Analysis: Regulators should replicate Gambling Commission and Spelinspektionen’s partnership

By Matthew Enderby

The Gambling Commission and Spelinspektionen shook hands over a partnership that will increase cooperation between the two regulators. They are both responsible for overseeing two of gaming’s largest markets and through this partnership, can build and share knowledge. This is a forward-thinking initiative and should it be successful, must be replicated across the global gaming industry.

The Memorandum of Understanding (MoU) is set up to support closer working between the two organisations and to encourage the sharing of best practices, such as regulatory policies and procedures. One of these regulators needed this relationship more than the other.

While the Gambling Commission often receives criticism from operators, suppliers, journalists and politicians; Spelinspektionen has faced a far more critical year. In January, when the Swedish market opened up to private operators, the regulator rebranded and prepared for a busy year. Lotteriinspektionen became Spelinspektionen and began handing out operating licenses for companies looking to make the most of the jurisdiction.

It has nearly been a full year since the change and I can picture the phones in the offices of Spelinspektionen; ringing immediately after each call is ended. Throughout the year, we have seen case after case of operators complaining about how the Swedish market is regulated.

One of the recent and stand-out examples is Global Gaming; it reported a 76% year-on-year revenue drop to SEK 60.3m ($6.3m) for Q3. The operator’s CEO Tobias Fagerlund said: “Saying it was dark times would be a gross understatement. The regulator’s eagerness to show decisiveness, instead of offering guidance and support in how the new regulations should be interpreted, has led to the present situation.

“Fundamentally, I am very positive about the Swedish re-regulation but, like many others, am of the opinion the so-called channelisation does not work satisfactorily.”

It is quite clear that while Fagerlund supports the re-regulation, he does not believe it has been carried out in the best way. Global Gaming had its license revoked in June and has since seen its appeals rejected. Fagerlund emphasized to Gambling Insider that the regulator made a mistake in enforcing a law that is unclear and that Global Gaming would get its license back.

The CEO goes on to add that Spelinspektionen seems determined to focus on companies that have applied for licenses and are seeking help with legislation, rather than those who evade the law altogether and operate illegally.

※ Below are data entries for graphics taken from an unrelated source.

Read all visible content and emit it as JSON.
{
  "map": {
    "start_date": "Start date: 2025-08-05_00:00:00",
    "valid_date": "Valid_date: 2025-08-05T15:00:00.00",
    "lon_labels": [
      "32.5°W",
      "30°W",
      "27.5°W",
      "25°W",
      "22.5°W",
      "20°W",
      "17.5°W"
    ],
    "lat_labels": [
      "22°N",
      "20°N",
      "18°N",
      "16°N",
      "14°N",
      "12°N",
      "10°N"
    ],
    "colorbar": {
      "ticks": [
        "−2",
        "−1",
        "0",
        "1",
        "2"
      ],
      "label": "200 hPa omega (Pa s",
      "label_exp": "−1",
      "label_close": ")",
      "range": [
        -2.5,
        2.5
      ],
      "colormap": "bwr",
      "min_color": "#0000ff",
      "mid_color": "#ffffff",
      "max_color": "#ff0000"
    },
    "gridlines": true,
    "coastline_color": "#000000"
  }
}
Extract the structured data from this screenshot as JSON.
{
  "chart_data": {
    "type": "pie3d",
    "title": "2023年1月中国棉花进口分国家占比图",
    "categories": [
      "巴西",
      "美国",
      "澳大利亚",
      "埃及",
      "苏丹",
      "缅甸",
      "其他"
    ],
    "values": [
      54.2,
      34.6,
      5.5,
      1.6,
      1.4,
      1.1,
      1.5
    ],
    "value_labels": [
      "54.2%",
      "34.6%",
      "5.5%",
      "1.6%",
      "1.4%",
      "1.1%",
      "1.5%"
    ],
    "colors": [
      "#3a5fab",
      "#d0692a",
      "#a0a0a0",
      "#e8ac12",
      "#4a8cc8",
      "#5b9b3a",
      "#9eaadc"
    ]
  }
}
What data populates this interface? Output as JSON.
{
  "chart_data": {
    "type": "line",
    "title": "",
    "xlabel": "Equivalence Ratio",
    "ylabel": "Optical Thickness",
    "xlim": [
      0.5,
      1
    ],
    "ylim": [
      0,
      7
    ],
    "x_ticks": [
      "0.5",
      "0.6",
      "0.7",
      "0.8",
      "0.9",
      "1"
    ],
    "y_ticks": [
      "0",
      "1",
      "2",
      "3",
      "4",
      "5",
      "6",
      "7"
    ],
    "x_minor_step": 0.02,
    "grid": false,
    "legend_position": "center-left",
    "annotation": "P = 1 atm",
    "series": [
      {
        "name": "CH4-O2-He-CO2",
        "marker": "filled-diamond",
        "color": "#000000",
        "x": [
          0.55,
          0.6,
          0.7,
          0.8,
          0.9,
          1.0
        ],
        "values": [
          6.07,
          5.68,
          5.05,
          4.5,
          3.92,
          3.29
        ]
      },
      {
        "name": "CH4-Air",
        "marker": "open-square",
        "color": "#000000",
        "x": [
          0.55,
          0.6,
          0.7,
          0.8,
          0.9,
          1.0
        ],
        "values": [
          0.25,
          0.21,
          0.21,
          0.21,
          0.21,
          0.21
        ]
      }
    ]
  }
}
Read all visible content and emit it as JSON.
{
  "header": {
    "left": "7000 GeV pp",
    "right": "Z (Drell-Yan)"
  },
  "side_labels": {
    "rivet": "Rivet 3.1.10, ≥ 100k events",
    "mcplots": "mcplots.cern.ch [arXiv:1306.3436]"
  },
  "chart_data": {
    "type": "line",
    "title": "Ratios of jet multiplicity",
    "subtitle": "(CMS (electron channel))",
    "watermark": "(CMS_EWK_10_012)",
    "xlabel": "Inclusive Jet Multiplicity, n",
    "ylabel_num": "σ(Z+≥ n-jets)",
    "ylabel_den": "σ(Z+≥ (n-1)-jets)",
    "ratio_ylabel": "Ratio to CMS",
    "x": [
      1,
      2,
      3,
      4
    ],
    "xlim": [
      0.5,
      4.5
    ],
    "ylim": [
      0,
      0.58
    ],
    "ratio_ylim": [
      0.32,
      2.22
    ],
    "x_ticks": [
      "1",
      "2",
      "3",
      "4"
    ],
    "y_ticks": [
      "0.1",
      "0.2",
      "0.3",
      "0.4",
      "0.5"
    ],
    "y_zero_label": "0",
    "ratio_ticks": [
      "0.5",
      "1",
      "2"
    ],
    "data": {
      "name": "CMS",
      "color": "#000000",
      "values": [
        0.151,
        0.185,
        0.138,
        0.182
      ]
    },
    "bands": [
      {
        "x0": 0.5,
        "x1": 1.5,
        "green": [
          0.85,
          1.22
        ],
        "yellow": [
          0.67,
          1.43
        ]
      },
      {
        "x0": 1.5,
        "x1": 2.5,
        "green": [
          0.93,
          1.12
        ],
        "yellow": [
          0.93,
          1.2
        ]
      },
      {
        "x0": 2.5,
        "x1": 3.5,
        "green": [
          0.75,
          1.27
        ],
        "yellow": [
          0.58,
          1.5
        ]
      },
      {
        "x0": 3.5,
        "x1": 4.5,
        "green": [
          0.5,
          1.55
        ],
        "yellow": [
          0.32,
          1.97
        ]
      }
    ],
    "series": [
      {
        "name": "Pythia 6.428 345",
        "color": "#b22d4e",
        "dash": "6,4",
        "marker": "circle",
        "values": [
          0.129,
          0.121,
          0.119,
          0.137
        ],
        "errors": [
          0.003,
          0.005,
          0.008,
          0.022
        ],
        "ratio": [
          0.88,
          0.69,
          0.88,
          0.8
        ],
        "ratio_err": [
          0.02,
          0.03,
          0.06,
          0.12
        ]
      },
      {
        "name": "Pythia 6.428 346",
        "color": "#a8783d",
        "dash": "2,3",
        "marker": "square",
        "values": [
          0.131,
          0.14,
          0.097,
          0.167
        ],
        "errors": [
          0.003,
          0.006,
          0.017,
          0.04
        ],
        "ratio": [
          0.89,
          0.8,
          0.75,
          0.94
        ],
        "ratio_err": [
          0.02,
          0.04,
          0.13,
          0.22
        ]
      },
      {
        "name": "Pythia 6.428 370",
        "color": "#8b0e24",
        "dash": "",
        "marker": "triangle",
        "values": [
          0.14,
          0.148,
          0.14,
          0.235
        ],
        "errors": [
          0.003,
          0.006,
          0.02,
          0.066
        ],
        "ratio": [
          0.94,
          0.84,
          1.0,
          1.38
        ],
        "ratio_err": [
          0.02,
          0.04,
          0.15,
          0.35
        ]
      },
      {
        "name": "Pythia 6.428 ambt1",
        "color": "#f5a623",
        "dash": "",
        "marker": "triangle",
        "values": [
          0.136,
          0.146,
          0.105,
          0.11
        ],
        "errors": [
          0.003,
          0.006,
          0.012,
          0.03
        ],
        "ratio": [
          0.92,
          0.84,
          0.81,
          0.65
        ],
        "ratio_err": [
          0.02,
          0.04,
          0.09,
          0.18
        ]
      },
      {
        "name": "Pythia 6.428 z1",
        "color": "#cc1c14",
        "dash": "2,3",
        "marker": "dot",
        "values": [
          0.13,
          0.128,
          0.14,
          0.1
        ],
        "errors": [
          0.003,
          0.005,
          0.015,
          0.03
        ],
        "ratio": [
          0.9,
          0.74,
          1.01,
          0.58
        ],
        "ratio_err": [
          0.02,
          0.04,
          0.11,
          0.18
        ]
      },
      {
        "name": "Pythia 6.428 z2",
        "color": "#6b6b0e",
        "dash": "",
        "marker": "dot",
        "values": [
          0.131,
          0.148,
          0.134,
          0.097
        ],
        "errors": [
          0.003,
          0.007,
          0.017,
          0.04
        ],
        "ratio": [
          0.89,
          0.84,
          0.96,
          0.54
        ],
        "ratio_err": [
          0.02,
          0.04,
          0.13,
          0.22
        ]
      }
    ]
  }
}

With its new partnership, Spelinspektionen can go to the Gambling Commission for advice on offering support and guidance. The Gambling Commission invited trade journalists to explain its current expectations of operators at a press event; it would be advisable for Spelinspektionen to do something similar as a start.

Online is where the majority of revenue is accumulated now and where most players place their bets. This makes it increasingly essential to view the gaming industry as operating in a world-encompassing space. Yes, we can still break down markets country-by-country. We can still look at state-by-state comparisons too. However, we must accept that this is a global industry, especially where the online vertical is concerned, and regulators must anticipate innovations and stay ahead of them.

The forming of this memorandum between the Gambling Commission and Spelinspektionen does not mean they have never worked together before. I’m sure there have been times when one regulator needed to chase the other for some information or expertise. But to draft formal press releases and push the information far and wide marks a commitment to the cause and sends a message to operators.

Business models and programs can be replicated in country after country. Should an operator lose its license for one market, it can spring up in the next and at a quick pace too. This will often encourage laziness from operators; instead of fixing the issue that lost them a license, why not just move on and see if the next regulator notices? Now with the Gambling Commission and Spelinspektionen’s agreement, operators, especially offshore companies, will think twice and hopping from country to country.

The agreement went live on 11 November and we will monitor events to see how the partnership pays off. The sharing of information is critical to the success of this initiative and it is likely we will see further regulators commence similar causes.